The Court also rejected Messe Frankfurt’s contention that the impugned exhibits were being organised by Respondents 1 to 3 as he failed to establish the association between the ostensible organiser and these respondents. Thus, the Court held that there was no prima facie case that Netlink or its Director breached the covenants of the APA or the amended APA or that they had taken any direct or indirect part in organisation of the impugned exhibitions.

The Court emphasised that interim measures under Section 9 of the A&C Act can be made inter alia to preserve the subject matter of arbitration. The Court opined that it was for the Arbitral Tribunal to decide whether the impugned exhibitions could be made the subject matter of the proposed arbitration between Messe Frankfurt and Netlink. The Court referred to Gatx India (P) Ld. v. Arshiya Rail Infrastructure Ltd., 2014 SCC OnLine Del 4181, wherein it was held that exercise of power under Section 9 of the A&C Act for granting interim relief against a party to arbitration agreement which incidentally affects a third party is ordinarily acceptable. However, when order made under Section 9 is wholly directed against a third party, the power must be exercised sparingly. Therefore, the Court observed that the power could not be exercised against the ostensible organiser who was not a party to the arbitration agreement. The Court opined that it was difficult to treat the impugned exhibitions as the subject matter of the arbitration in the hands of the ostensible organiser, and that overstretching Section 9 to rope in a non-signatory organiser was unwarranted on the present facts.

The Court also noted that it could not trace any clandestine or fraudulent activities by Netlink and its Director in organising the impugned exhibitions for the ostensible organiser, and therefore it was unnecessary to undertake the exercise of lifting the corporate veil or applying the group of companies doctrine to find out whether any person in the management of Respondents 4 to 6 had any association with Netlink or its Director. The Court relied on Cox & Kings Ltd. v. SAP India (P) Ltd., (2024) 4 SCC 1, where it was clarified that mere presence of commercial relationship between signatory and non-signatory parties is not sufficient to infer legal relationship between the parties and that the group of companies doctrine cannot be applied to abrogate party consent and autonomy.

The Court further observed that Messe Frankfurt had already sought damages and it could press its claims before the Arbitral Tribunal against the signatories seeking impleadment of other respondents as per law, and thus, Messe Frankfurt was not remediless, and damages constituted an adequate remedy.

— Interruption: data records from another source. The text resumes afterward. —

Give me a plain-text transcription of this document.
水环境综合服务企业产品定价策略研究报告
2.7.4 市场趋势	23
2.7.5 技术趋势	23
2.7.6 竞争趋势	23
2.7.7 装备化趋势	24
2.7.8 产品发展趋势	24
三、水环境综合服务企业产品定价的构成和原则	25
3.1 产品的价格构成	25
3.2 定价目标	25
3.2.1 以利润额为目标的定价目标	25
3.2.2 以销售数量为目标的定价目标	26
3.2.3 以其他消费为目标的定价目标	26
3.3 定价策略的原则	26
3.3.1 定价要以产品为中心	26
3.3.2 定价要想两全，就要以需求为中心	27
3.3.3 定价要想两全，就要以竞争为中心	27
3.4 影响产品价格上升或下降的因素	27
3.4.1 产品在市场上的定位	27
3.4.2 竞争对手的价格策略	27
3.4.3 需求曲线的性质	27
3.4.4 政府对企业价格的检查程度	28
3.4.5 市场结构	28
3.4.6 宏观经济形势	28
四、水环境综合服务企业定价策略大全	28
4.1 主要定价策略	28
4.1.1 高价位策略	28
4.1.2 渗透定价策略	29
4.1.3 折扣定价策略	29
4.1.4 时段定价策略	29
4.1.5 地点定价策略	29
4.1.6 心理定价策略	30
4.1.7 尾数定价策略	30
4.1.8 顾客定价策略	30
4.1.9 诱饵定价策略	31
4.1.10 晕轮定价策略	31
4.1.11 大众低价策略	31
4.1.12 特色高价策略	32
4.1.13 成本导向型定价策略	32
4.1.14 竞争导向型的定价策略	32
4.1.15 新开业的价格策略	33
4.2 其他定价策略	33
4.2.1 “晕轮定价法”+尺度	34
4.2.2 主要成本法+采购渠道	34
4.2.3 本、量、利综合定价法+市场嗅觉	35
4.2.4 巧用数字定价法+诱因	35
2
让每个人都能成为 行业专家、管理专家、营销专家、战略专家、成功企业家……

Considering the overall conspectus, including delay, inadequate prima facie proof of connivance, the nonbinding nature of the covenant vis-à-vis the non-signatory former employee under Section 27 of the Contract Act, and the third-party status of the ostensible organiser, the Court dismissed the petition for interim measures clarifying that Messe Frankfurt can claim damages against respondents in the arbitration.

[Messse Frankfurt Trade Fairs India (P) Ltd. v. Netlink Solutions (India) Ltd., Commercial Arbitration Petition (L) No. 40115 of 2025, decided on 21-1-2026]


Advocates who appeared in this case:

For the Petitioner: Navroz Seervai, Senior Advocate with Sharan Jagtiani, Senior Advocate, Pradeep Bakhru, Piyush Kranti & Aishwarya Patwa i/b Wadia Ghandy & Co.

For the Respondents: Ashish Kamat, Senior Advocate with Shrey Fatterpekar i/b Bankim Gangar, Shanay Shah i/b Drasti Jani, Vishal Kanade with Pranav Nair & Omkar Khanvilkar, Rashmin Khandekar with Kartik Gantha & Rishabh Shah, Advocates.